Polar graph of PCAT scores for each dimension for different levels of PCMH status
Correlation analysis of PCAT and PCMH scores
Figure 3 illustrate the correlation between the dimensions of the PCAT and the PCMH. Overall, there was a strong positive correlation between the total scores of PCAT and PCMH (r = 0.71, p < 0.05). Specifically, within the dimensions of PCMH, Team-based care (r = 0.81, p < 0.05) and Care management and support (r = 0.73, p < 0.05) showed high correlations with Ongoing care (PCAT). Additionally, the scores of Care coordination and care transitions were positively correlated with the scores of First contact (accessibility) (r = 0.79, p < 0.05) and Coordination (Referral system) (r = 0.67, p < 0.05).

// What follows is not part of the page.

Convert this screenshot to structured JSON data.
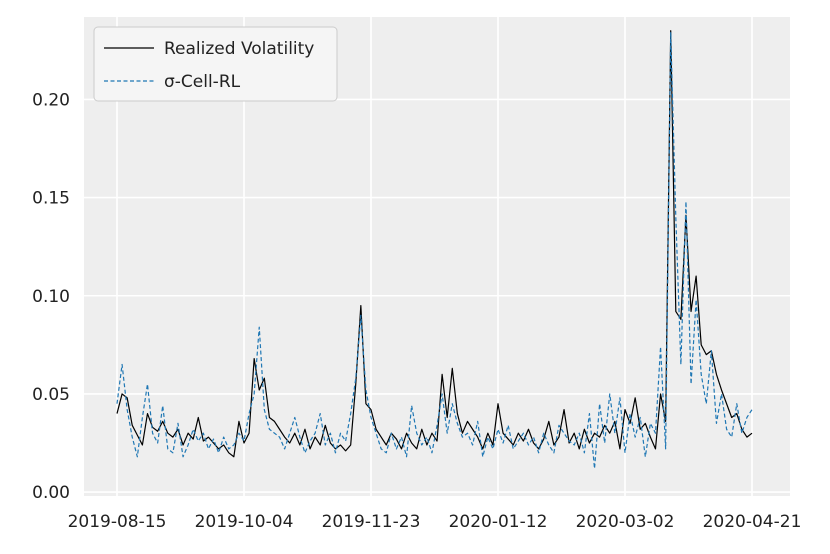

Among the dimensions of PCAT, all dimensions except for Coordination (Referral system), Coordination (Information system), Family-centeredness, and Culturally competent were related to the performance measurement and quality improvement scores, with First contact (accessibility) showing the highest correlation (r = 0.86, p < 0.05).

Analysis of the linear correlation between PCAT and PCMH scores. Note: *: p < 0.05
The total score of PCMH is correlated with the total score of PCAT, r = 0.71 (p < 0.05).
Multiple logistic regression analysis of PCAT grouped by PCMH score
Using multiple logistic regression analysis, CHCs were categorized into three groups (Level-1, Level-2, and Level-3) based on their PCMH scores. With Level-1 as the control group, we controlled for demographic characteristics and service utilization information of patients to analyze the influence of PCAT dimensions on community grouping (Table 6). Compared to patients in Level-1 CHCs, an increase in the PCAT scores for Ongoing care (OR: 4.57, 95% CI: 2.44–7.55, P < 0.001), Family-centeredness (OR: 3.39, 95% CI: 1.76–6.52, P < 0.001), and Culturally competent (OR: 4.27, 95% CI: 2.28-8.00, P < 0.001) was associated with a higher likelihood of being in a Level-2.
CHC (P < 0.05).
For Level-3 CHCs, higher scores in Ongoing care (OR: 4.54, 95% CI: 1.05–7.04, P < 0.001) and Culturally competent (OR: 2.83, 95% CI: 1.41–5.68, P = 0.03) were linked to a higher PCMH level compared to Level-1. Conversely, increases in the scores for First contact (utilization) (OR: 0.12, 95% CI: 0.06–0.22), First contact (accessibility) (OR: 0.21, 95% CI: 0.08–0.52), Comprehensiveness (available) (OR: 0.32, 95% CI: 0.17–0.57), and Community orientation (OR: 0.04, 95% CI: 0.01–0.11) were associated with a lower probability of being in a Level-2 CHC compared to Level-1.
Similarly, in Level-3 CHCs, higher scores in First contact (utilization) (OR: 0.21, 95% CI: 0.10–0.43), Comprehensiveness (available) (OR: 0.18, 95% CI: 0.08–0.39), and Community orientation (OR: 0.03, 95% CI: 0.01–0.09) were associated with a lower likelihood of being in a Level-3 CHC compared to Level-1.
Control variables: Demographics (Gender, age, marital status, occupation, employed, education, family income, district, health insurance) and health service utilization (frequency of seeking health service in CHC, times seeking outpatient service in the previous year, hospitalization in the previous year, self-perceived health status, physical or mental disease lasting over one year, and chronic disease).